This Is Why We Can’t Have Nice Things

A portly man sits in a gilded chair atop a dais. His hands are folded over his long red tie which cascades down his belly like a bloody waterfall. One hand lifts to cover a yawn, then descends below its partner to scratch a deep red, neglected rash on the underside of his belly, the part that hides the zipper of his navy blue suit pants. He makes a mental note to to ask his assistant to make an appointment with his doctor only to toss it away to make room for the delicious cut of beef and the pungent cigar his favorite lobbyist had given him. He longed to be free of this drudgery and enjoy them with him. And his family, of course.

He clears his throat and looks around and straightens his back. A thumping, beating sound, the type of sound you feel more than hear, vibrates through his ribcage.

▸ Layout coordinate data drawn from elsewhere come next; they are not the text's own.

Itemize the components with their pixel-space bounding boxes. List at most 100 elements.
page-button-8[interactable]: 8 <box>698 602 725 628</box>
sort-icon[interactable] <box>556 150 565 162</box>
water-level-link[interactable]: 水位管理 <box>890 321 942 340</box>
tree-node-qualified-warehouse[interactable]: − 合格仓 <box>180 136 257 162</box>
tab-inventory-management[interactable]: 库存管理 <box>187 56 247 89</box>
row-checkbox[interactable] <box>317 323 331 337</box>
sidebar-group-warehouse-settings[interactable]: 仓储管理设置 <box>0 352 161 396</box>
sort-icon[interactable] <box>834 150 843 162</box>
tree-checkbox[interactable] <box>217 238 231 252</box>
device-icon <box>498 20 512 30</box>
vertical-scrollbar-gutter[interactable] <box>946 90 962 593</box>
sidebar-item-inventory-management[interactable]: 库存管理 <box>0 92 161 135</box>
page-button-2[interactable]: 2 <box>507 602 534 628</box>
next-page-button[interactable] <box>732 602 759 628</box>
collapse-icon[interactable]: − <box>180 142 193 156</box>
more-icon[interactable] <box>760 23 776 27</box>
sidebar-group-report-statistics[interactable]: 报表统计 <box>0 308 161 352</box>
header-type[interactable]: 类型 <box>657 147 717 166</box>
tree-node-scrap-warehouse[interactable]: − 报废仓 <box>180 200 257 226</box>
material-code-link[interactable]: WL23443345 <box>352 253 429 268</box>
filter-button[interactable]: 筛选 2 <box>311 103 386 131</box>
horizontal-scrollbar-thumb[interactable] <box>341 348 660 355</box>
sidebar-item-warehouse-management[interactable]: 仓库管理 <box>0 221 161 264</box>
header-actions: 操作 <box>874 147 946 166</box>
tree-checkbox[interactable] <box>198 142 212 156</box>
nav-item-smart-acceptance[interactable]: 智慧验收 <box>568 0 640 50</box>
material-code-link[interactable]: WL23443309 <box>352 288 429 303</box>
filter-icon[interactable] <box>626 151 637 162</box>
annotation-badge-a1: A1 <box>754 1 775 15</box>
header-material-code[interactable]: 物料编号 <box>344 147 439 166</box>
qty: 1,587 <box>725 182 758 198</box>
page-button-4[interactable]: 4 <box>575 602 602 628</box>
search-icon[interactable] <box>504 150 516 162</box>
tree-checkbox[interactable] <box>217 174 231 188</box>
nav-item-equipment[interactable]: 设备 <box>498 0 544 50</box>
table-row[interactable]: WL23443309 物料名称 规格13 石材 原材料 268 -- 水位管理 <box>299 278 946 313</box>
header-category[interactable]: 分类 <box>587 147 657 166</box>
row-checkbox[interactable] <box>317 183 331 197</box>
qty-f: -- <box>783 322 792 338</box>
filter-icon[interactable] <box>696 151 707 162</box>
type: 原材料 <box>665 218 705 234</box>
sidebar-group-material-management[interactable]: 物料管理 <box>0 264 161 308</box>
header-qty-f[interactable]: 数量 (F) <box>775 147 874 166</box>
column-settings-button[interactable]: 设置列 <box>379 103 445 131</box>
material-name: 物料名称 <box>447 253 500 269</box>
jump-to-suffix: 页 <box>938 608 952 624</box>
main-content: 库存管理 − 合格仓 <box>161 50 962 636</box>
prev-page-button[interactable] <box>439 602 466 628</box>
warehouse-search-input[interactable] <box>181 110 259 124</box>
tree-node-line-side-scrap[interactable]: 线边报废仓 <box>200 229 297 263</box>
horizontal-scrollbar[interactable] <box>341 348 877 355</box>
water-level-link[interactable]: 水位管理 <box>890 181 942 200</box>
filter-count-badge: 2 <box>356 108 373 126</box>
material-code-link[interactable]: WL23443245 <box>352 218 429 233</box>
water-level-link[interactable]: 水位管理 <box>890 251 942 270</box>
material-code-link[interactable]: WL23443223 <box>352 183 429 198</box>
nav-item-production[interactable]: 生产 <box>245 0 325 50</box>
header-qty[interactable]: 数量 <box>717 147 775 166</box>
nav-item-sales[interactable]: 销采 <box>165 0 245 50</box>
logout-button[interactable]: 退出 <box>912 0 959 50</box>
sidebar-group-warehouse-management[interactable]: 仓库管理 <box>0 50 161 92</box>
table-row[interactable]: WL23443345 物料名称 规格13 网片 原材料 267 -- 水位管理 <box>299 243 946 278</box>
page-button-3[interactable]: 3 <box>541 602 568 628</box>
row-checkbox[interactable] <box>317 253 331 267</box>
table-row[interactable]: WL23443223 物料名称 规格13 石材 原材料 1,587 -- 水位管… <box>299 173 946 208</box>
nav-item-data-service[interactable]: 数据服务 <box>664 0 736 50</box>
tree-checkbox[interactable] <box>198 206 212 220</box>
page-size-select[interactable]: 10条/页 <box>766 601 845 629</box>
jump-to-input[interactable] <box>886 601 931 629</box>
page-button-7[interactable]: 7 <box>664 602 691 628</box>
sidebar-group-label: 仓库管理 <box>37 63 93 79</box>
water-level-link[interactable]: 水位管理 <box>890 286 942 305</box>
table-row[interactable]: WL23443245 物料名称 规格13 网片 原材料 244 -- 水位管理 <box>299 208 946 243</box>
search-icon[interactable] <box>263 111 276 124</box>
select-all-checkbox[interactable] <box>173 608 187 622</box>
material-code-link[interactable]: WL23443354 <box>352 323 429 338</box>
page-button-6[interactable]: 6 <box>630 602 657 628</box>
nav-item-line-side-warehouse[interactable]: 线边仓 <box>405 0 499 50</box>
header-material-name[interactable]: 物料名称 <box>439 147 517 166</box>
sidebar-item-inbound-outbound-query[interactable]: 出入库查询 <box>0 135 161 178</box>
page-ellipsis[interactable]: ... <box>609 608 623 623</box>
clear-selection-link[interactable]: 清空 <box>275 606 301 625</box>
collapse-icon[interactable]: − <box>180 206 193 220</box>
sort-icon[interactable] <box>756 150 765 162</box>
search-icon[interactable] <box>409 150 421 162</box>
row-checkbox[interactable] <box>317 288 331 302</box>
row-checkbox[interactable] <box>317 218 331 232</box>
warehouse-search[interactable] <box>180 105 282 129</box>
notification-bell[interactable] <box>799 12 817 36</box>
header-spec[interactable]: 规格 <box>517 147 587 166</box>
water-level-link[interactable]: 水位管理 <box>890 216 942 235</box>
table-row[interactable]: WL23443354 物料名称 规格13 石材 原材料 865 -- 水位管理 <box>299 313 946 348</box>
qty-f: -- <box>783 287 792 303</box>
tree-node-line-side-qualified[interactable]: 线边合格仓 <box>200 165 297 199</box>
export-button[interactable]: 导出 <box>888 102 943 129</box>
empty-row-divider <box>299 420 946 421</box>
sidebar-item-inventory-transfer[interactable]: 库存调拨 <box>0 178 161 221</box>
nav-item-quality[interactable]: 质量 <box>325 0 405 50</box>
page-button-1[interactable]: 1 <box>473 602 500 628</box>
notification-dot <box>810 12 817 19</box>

He coughs on the loosened tar. A draft tickles his fine hairs and sends a chill down his spine. He leans to his side and asks his aide to close the window. The sound deadens as a quieter, almost timid one finds its way back to his ear.

A hunched and sweaty man read breathlessly from Upton Sinclair’s The Jungle to the chamber of bored and aggravated senators as the glassy stare of the portly man bore into him. Between every word the chants from outside would rattle the windows, rattle his chest. The horrible sound of glass shattering. The image of his daughter’s mangled body on the hospital bed, only 26. He trips over the next word and his legs are about to give. He reads on even though his daughters matted hair and the tubes from her mouth bleed into every silent space.

The windows continue to rattle. His mind wanders out of the chamber, past his daughter’s dreary hospital room, through the rattling old windows to the mass of protesters outside beating their voices against the capital building’s walls like would-be trumpets at Jericho. He was with them, no, more than that he was them. He stood there holding a heavy poster-board in one hand and his daughter in the other, he chanted with them for the powers that be to do the right thing.

So long ago.

Long before he became a senator. Before the complications and attacks on his integrity. Before the piles of gifts, ignored, and the expensive dinners, politely enjoyed. Before the car crash, before the promised check. Before he stood up from his seat, book in hand, to stand up for the wrong thing. Before long it became too much.

“Alright, alright,” the portly man booms from his dais, waving his hand dismissively in the way a father would dismiss a child from an arduous punishment. The hunched and defeated father slumps into his chair mid-sentence as the other continues. “That’s enough, senator, that’s enough. We’ll table this issue for another time. And really, I never expected this from you who seemed to like the idea of ‘free’ healthcare.”

“It isn’t free if the taxpayers have alre-“

“Now, I said that’s enough.” He repeats in the same fatherly tone. “You made your point quite clear that you didn’t want the vote to go through today, and I think we’d all like to go home to our families.”

“Of course.”

As they descend the steps of the capital building to the deafening singular voice of the protestors chanting “do your job” the portly man adjusts his suit and lifts his head high. He wraps his heavy arm around the slouched shoulders of the tired and worried father slipping a check into his coat pocket and whispering, “you did the right thing.”